Se a alternância de poder não significa o fim do mundo — como preconizam os coveiros da democracia, com o slogan de que “o povo ainda não está preparado para votar” —, a prática de eleição não pode nem deve significar veículo para a extravasão de idiossincrasias ou abusos de ordem pessoal.
Por tudo isso, volto à minha crença de que o Parlamentarismo é a única opção política viável, podendo assegurar ao nosso país um futuro sem a presença dos que se julgam reizinhos.
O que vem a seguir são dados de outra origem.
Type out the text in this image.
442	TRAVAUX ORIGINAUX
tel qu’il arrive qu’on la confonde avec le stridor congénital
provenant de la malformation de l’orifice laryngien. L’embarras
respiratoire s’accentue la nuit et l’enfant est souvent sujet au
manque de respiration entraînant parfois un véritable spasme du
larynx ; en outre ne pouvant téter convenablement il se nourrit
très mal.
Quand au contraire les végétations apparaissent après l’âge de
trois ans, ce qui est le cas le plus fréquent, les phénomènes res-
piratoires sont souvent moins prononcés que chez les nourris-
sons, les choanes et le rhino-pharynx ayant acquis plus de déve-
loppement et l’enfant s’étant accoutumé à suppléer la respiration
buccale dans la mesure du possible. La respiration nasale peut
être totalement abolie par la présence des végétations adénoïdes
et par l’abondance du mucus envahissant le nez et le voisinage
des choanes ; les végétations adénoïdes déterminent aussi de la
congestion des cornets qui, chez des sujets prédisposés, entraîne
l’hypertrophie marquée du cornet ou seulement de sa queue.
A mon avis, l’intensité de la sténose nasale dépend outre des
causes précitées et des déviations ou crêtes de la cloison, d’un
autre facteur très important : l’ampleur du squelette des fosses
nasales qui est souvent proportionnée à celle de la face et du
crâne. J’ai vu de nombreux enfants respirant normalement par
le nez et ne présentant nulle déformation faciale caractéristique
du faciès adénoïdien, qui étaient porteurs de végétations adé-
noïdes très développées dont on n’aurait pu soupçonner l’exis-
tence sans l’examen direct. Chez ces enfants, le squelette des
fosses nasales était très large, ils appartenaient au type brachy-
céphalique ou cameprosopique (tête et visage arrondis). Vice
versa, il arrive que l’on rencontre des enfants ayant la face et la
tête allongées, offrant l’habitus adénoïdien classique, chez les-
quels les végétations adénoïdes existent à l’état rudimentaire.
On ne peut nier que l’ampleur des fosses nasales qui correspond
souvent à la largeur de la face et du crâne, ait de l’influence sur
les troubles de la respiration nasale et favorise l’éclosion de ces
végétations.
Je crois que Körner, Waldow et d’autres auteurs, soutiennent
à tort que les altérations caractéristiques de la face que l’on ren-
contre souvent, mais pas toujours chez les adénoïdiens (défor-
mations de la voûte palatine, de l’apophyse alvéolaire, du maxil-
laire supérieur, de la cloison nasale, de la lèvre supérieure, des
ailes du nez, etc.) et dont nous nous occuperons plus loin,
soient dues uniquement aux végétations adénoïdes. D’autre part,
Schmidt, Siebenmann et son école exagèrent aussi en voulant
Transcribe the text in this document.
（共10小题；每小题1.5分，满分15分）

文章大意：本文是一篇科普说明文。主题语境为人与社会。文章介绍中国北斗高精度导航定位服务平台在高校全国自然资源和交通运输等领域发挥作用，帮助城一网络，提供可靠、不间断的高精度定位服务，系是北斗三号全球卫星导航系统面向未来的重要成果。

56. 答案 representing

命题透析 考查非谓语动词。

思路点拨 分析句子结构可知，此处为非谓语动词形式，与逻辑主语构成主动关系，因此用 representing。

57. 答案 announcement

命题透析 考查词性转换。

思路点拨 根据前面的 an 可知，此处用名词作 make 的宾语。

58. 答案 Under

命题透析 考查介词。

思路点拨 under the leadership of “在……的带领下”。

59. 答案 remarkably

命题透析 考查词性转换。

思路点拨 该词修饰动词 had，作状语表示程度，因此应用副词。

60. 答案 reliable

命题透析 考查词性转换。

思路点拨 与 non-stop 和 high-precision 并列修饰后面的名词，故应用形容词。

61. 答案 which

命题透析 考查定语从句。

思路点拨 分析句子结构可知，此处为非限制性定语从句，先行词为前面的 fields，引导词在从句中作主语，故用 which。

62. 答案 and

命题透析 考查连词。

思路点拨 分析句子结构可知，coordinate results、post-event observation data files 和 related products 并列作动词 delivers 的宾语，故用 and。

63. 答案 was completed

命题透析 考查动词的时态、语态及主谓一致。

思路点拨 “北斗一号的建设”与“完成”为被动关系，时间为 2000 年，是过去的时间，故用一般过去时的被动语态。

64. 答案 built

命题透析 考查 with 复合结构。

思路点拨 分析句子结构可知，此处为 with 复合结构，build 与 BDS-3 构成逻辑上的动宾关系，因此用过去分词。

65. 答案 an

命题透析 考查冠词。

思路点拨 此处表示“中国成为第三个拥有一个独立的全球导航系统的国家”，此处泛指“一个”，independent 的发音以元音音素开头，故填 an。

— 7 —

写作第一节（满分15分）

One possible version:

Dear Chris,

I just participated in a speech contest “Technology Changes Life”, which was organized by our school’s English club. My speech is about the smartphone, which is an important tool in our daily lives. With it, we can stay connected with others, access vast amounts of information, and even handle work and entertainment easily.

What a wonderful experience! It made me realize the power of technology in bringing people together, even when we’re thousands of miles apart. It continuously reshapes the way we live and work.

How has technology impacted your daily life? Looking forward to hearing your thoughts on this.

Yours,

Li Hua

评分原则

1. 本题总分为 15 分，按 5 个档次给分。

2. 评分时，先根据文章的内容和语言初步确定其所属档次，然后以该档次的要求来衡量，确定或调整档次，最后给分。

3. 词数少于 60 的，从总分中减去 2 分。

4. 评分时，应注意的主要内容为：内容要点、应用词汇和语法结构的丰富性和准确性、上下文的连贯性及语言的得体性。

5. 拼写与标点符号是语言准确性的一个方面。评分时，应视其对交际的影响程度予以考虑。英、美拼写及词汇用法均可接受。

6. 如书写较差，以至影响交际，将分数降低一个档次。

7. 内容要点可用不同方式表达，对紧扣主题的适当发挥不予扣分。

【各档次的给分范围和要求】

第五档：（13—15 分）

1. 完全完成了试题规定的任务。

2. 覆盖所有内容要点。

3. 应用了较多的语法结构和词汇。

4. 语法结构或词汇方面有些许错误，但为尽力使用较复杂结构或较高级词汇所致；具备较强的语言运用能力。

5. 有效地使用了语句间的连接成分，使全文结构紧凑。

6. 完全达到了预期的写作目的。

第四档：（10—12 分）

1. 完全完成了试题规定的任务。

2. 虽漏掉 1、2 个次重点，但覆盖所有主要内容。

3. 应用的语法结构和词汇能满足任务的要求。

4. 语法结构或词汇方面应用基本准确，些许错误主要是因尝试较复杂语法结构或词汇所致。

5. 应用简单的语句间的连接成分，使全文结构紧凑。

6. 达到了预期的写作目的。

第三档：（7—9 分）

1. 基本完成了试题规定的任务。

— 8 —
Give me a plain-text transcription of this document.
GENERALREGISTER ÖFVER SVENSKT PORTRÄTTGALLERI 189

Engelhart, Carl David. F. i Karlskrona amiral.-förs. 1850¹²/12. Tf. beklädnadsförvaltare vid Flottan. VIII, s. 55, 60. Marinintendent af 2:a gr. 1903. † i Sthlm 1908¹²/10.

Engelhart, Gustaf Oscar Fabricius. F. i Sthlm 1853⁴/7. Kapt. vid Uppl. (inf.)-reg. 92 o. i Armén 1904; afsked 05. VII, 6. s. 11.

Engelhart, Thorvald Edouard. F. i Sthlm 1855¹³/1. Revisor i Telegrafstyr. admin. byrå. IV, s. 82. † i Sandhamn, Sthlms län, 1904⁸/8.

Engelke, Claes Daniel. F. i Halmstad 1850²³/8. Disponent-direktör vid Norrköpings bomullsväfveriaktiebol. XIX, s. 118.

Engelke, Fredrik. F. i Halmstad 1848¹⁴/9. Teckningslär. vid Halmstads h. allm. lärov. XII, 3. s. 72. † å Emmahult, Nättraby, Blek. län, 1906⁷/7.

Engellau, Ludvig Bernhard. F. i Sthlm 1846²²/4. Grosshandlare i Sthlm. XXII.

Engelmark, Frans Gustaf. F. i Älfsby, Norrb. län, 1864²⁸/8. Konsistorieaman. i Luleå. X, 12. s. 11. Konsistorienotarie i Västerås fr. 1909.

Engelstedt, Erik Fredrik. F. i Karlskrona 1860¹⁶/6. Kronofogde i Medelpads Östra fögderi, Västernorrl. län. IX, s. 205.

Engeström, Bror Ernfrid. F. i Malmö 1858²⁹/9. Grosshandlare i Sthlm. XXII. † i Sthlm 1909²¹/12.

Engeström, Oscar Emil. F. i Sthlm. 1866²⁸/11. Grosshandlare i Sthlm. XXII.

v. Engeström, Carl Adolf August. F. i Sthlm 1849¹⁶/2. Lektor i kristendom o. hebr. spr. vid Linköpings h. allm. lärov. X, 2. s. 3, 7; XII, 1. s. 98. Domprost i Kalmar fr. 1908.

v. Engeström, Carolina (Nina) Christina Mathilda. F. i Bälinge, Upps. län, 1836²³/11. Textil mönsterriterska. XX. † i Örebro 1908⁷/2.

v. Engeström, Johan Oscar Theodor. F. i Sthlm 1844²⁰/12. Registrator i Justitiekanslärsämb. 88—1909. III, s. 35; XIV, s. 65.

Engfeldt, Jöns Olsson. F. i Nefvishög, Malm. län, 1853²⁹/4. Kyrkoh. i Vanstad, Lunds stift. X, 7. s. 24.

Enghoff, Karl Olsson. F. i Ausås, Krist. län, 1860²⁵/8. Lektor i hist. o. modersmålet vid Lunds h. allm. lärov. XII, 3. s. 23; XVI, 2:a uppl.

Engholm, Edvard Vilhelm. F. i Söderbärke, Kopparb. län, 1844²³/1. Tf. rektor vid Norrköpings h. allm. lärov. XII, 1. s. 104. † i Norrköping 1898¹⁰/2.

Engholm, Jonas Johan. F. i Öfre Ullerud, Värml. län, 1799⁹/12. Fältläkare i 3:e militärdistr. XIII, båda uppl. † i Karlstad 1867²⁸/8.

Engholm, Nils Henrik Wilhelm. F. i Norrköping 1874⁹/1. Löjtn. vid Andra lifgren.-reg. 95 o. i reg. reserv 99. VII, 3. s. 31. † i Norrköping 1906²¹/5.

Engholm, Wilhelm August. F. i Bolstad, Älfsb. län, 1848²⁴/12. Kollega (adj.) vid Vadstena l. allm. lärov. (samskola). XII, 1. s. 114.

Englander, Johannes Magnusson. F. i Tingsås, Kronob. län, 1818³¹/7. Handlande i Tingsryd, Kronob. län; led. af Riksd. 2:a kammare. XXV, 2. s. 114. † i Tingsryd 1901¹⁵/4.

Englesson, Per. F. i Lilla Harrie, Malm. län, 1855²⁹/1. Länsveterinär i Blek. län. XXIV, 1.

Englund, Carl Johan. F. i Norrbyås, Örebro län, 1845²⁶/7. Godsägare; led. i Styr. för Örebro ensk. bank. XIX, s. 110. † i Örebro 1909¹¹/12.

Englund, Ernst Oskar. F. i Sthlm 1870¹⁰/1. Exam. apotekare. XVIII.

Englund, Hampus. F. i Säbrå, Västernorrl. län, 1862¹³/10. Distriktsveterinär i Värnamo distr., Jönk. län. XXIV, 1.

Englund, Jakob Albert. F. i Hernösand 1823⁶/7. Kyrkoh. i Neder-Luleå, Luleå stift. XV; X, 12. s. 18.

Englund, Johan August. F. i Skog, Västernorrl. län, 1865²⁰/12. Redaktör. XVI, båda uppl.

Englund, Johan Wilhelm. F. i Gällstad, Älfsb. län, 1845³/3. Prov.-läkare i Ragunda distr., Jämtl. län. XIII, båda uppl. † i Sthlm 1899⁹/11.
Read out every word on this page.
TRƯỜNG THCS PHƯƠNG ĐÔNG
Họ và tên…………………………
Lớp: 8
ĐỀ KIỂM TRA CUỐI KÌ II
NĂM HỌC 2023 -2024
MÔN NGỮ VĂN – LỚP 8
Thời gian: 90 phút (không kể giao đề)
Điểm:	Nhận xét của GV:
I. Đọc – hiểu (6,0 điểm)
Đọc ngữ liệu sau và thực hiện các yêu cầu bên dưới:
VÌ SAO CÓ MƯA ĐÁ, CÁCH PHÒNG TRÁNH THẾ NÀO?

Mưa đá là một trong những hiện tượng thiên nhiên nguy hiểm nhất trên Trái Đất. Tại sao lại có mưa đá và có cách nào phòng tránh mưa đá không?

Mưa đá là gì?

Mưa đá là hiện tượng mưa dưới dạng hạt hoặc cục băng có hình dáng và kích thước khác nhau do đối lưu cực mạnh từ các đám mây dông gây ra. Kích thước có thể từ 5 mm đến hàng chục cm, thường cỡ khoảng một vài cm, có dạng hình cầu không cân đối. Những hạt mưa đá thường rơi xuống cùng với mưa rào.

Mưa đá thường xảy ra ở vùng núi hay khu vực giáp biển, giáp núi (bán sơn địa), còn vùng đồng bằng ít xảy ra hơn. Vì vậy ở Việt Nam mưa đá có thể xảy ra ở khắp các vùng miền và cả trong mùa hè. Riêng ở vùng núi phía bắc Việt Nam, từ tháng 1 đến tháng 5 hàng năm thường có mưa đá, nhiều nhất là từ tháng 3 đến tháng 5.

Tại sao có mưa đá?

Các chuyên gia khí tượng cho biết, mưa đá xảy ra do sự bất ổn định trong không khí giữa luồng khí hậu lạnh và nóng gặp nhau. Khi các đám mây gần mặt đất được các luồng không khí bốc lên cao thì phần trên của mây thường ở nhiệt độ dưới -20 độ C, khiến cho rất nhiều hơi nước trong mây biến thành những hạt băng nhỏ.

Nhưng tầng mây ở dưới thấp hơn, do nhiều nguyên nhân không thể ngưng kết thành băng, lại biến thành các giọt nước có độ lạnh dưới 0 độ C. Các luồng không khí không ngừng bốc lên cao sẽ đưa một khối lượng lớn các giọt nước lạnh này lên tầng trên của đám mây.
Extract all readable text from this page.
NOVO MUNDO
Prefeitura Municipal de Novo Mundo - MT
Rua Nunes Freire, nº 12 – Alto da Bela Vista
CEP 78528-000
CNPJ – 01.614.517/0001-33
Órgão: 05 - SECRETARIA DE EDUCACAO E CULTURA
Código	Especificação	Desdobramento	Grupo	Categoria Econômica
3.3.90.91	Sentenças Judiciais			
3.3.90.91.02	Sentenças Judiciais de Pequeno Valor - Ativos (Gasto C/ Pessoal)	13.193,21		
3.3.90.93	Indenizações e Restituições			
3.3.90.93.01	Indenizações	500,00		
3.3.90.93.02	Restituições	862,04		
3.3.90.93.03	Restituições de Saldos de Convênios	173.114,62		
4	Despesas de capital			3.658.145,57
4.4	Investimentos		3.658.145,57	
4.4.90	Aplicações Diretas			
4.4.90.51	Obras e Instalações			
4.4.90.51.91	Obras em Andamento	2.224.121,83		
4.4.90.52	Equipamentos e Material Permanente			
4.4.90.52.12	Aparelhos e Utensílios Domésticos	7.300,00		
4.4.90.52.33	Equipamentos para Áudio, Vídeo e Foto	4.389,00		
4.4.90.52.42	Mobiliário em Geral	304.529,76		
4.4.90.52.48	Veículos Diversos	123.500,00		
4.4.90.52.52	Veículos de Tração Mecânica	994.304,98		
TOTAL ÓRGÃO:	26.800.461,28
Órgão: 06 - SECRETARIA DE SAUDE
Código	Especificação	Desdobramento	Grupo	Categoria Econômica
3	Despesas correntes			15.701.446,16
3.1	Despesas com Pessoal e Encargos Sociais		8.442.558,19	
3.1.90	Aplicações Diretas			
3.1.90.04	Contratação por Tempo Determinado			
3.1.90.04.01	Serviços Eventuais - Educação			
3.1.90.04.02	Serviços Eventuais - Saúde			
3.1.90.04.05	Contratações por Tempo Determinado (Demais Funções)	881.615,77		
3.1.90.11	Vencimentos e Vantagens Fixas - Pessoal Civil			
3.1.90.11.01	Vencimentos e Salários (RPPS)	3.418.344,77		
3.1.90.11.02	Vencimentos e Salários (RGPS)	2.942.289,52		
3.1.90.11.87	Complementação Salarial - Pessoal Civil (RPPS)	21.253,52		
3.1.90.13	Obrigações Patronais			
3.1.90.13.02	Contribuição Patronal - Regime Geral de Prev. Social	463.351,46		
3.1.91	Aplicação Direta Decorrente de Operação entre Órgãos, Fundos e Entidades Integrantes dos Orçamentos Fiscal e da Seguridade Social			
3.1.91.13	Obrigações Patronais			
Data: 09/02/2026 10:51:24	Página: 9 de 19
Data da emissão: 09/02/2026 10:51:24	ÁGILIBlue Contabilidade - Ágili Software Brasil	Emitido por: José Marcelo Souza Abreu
É imperioso que criemos mecanismos de difusão do poder e de magnificação do sentido do voto popular. Somente o Parlamentarismo evitará a excessiva concentração de poder nas mãos de um ou de um grupo restrito. Somente o Parlamentarismo devolverá aos Estados membros o peso específico que lhes deve caber, reduzindo a União ao que jamais deveria ter deixado de ser — elemento aglutinador e coordenador das forças e aspirações nacionais. Somente o Parlamentarismo reforçará o papel da vontade popular, manifestada através de repetidas consultas eleitorais, na formação dos escalões que devem conduzir o desempenho da atividade pública. E, como consequência — é ao menos nossa esperança —, as corporações nacionais ficarão atreladas aos interesses nacionais e às aspirações populares, proclamadas no exercício frequente e saudável do sufrágio universal. Exatamente o inverso, pois, do que nossa história, recente ou não, tem registrado.
Pena que se tenha perdido essa oportunidade por ocasião da Assembleia Nacional Constituinte.